Wanna analyze a bank like a pro?

Here are ten things you'll need to know…

[thread]
1. Age

New banks are twice as likely to fail as old banks.

A handy benchmark is 100 years old — the median age of a bank in the U.S.

You can find a bank’s age on the FDIC's website here…

banks.data.fdic.gov/bankfind-suite…
2. CEO tenure

Retaining wisdom is essential in a cyclical industry where the same mistakes happen time and again.

A proxy for this is the average tenure of a bank’s CEOs.

$WAFD is a benchmark.

It's had six CEOs since opening in 1917, equaling an average tenure of 17 yrs.
3. Skin in the game

Bankers perform best when they lend and spend their own money.

It’s good if a bank’s CEO owns ~ 5% of its stock, like $HOMB.

But it’s better if the CEO is the largest shareholder, like $HIFS + $GSBC.

The SEC provides this data...

sec.gov/edgar/searched…
4. Deposit share in hometown

A well-run bank will hold 40% or more of the total deposits in its home market.

To get this data, click here and search by city:

www7.fdic.gov/sod/sodMarketB…
5. Efficiency

It's best to assume that efficiency is the only durable competitive advantage in banking.

The benchmark is an efficiency ratio below 50%, though some say 40% is the new 50%.

The FDIC provides this info for all banks in its SDI database...

www7.fdic.gov/sdi/index.asp
6. Executive pay

The bank CEOs that created the most shareholder value in recent decades — Mick Blodnick at $GBCI and Robert Wilmers at $MTB — ranked in the bottom quartile of their peer groups in terms of pay.
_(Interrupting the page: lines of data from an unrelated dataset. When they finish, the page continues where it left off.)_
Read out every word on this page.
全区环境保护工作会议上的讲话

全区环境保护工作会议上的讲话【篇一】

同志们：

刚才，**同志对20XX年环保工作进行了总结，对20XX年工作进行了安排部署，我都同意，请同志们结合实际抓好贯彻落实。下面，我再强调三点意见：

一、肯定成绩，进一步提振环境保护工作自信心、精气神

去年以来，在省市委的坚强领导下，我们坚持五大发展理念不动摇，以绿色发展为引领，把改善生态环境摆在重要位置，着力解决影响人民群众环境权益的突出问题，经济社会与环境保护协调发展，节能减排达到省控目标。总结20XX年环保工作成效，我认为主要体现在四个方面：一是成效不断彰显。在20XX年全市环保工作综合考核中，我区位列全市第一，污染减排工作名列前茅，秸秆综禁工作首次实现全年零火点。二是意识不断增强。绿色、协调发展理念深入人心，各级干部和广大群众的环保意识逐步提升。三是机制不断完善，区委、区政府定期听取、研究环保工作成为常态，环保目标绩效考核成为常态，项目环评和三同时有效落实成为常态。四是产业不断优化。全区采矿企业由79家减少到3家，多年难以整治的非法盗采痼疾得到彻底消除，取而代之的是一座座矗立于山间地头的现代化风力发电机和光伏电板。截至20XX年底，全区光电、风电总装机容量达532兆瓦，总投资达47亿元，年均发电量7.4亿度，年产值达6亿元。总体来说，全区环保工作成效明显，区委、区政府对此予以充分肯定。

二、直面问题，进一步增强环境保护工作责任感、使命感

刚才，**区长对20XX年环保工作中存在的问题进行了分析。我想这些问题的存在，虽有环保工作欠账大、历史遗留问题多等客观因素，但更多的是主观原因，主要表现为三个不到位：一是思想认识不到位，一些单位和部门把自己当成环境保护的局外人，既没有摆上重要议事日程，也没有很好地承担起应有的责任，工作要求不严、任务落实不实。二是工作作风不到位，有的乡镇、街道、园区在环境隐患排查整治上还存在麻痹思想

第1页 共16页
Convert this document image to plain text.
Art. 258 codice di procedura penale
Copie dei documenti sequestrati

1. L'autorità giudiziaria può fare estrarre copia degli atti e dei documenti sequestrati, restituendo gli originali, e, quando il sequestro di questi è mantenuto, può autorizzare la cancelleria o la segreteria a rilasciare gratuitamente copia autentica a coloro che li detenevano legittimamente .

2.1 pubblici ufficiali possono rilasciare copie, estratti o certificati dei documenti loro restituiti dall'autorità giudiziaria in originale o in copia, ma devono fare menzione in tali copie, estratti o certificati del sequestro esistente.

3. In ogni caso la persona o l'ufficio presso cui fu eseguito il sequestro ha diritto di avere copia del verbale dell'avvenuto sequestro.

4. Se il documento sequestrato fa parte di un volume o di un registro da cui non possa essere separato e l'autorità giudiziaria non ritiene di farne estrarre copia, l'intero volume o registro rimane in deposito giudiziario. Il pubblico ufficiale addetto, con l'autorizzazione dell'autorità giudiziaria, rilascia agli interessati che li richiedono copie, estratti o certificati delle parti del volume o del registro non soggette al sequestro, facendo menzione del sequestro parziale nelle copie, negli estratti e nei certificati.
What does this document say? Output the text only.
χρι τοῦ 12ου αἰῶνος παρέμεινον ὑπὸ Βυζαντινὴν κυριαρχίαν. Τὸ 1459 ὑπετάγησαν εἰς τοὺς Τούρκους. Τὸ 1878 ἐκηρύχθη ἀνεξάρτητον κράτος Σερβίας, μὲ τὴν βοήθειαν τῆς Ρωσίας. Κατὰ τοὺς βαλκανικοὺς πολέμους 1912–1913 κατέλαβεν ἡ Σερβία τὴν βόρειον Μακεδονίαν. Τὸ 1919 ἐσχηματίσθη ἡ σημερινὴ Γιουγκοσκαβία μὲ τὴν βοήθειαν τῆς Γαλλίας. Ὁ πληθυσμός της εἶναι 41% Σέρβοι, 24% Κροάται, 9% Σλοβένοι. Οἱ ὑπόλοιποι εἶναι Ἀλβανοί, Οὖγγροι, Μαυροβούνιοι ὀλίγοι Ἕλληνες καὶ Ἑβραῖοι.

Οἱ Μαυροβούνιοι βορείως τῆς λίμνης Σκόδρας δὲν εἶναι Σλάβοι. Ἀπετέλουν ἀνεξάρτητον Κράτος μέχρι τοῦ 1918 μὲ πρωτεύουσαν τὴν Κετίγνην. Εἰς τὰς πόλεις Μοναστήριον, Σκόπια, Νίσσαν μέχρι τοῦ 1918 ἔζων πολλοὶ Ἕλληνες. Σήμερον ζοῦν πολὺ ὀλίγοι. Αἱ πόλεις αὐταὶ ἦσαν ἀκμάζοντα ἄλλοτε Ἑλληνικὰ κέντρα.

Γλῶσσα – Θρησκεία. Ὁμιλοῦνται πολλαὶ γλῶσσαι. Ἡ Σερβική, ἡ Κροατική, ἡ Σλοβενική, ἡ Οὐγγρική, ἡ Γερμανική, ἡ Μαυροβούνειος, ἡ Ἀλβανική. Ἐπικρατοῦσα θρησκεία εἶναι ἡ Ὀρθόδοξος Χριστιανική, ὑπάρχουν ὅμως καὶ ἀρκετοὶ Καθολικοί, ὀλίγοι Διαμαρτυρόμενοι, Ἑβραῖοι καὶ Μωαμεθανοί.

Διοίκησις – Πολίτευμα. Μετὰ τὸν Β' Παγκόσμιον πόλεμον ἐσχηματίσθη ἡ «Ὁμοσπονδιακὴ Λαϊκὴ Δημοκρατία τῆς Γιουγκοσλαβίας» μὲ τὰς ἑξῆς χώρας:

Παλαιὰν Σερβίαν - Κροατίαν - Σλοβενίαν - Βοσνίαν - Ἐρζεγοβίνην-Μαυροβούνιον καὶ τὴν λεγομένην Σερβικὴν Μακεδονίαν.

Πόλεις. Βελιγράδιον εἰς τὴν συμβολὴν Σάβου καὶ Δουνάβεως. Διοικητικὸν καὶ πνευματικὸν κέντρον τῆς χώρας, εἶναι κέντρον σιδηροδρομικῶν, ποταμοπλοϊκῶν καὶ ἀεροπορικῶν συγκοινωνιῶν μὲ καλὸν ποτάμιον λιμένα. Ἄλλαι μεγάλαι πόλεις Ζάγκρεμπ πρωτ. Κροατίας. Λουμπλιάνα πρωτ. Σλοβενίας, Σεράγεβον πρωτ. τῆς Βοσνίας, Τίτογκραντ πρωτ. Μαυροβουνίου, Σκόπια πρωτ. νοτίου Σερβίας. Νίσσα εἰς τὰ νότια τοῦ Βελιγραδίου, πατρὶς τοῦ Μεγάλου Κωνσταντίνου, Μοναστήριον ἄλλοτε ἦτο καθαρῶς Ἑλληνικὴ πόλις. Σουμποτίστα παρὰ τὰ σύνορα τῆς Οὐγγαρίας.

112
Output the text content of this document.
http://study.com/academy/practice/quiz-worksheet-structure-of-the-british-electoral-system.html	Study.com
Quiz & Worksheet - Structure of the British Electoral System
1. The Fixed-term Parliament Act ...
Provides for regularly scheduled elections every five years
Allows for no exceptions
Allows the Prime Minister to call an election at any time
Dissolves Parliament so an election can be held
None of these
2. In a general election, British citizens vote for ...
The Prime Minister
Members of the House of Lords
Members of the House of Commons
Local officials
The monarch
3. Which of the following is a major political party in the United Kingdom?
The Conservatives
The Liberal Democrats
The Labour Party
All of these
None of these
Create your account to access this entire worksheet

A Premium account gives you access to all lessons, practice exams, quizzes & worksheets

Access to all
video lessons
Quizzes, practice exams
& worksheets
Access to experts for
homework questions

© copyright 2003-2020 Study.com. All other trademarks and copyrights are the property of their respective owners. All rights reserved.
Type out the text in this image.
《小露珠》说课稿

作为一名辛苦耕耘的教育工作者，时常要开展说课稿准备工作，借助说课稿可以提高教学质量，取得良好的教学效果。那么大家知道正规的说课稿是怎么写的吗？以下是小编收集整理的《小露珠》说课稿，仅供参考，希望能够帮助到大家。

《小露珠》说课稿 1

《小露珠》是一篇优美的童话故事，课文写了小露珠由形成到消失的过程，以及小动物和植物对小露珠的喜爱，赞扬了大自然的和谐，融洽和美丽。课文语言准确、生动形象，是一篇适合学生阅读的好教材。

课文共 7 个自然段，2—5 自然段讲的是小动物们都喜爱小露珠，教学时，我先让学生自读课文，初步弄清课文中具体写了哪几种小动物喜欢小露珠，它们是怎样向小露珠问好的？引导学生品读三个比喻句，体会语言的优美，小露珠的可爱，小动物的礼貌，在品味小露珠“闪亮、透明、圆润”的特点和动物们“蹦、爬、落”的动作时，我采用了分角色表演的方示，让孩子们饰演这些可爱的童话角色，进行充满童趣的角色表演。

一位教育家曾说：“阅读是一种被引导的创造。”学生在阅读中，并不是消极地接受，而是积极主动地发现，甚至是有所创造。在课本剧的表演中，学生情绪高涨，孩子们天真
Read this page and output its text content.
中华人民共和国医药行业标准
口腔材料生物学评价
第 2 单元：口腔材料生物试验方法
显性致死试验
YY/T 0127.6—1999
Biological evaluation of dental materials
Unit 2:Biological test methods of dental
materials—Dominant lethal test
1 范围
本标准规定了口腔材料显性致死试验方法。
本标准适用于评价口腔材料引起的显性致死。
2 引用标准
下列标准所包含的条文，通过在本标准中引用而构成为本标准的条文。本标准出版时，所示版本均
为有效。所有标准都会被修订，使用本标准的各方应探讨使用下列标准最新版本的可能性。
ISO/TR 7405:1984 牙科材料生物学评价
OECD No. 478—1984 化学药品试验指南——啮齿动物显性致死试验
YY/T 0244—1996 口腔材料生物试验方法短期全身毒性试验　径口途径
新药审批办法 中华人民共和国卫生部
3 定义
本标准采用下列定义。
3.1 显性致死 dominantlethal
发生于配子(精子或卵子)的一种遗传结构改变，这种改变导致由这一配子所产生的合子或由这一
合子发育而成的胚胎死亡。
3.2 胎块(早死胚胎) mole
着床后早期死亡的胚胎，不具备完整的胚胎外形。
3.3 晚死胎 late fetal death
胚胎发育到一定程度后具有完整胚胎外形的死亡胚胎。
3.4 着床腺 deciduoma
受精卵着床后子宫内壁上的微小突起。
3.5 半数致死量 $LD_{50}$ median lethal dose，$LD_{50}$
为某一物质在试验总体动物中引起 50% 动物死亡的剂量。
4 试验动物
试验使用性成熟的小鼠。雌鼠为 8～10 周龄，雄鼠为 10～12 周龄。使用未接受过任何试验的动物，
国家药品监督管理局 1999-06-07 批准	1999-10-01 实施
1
This info is in a bank’s proxy (DEF 14A):

sec.gov/edgar/searched…
7. Profitability

A bank that produces a 14% return on equity (~1.4% return on assets) every year compounds value faster than one that produces a 24% ROE some years and 4% the rest even if the average is the same.

(This is known as variance drain.)

The key is consistency.
8. Performance in time of crisis

A simple litmus test for any bank is to check whether it lost money in the most recent financial crisis — in this case, the 2008-09 crisis.

“The first rule of compounding is to never interrupt it unnecessarily,” says Charlie Munger.
9. Relentless growth

$FFIN doesn’t have the highest valuation in banking — 4.1x book value — because it’s the most profitable bank in America, but rather because its earnings per share (EPS) has increased every year since 1986.
10. Capital allocation

The typical bank allocates roughly a third of its earnings to dividends, a third to buybacks, and a third to organic or external growth.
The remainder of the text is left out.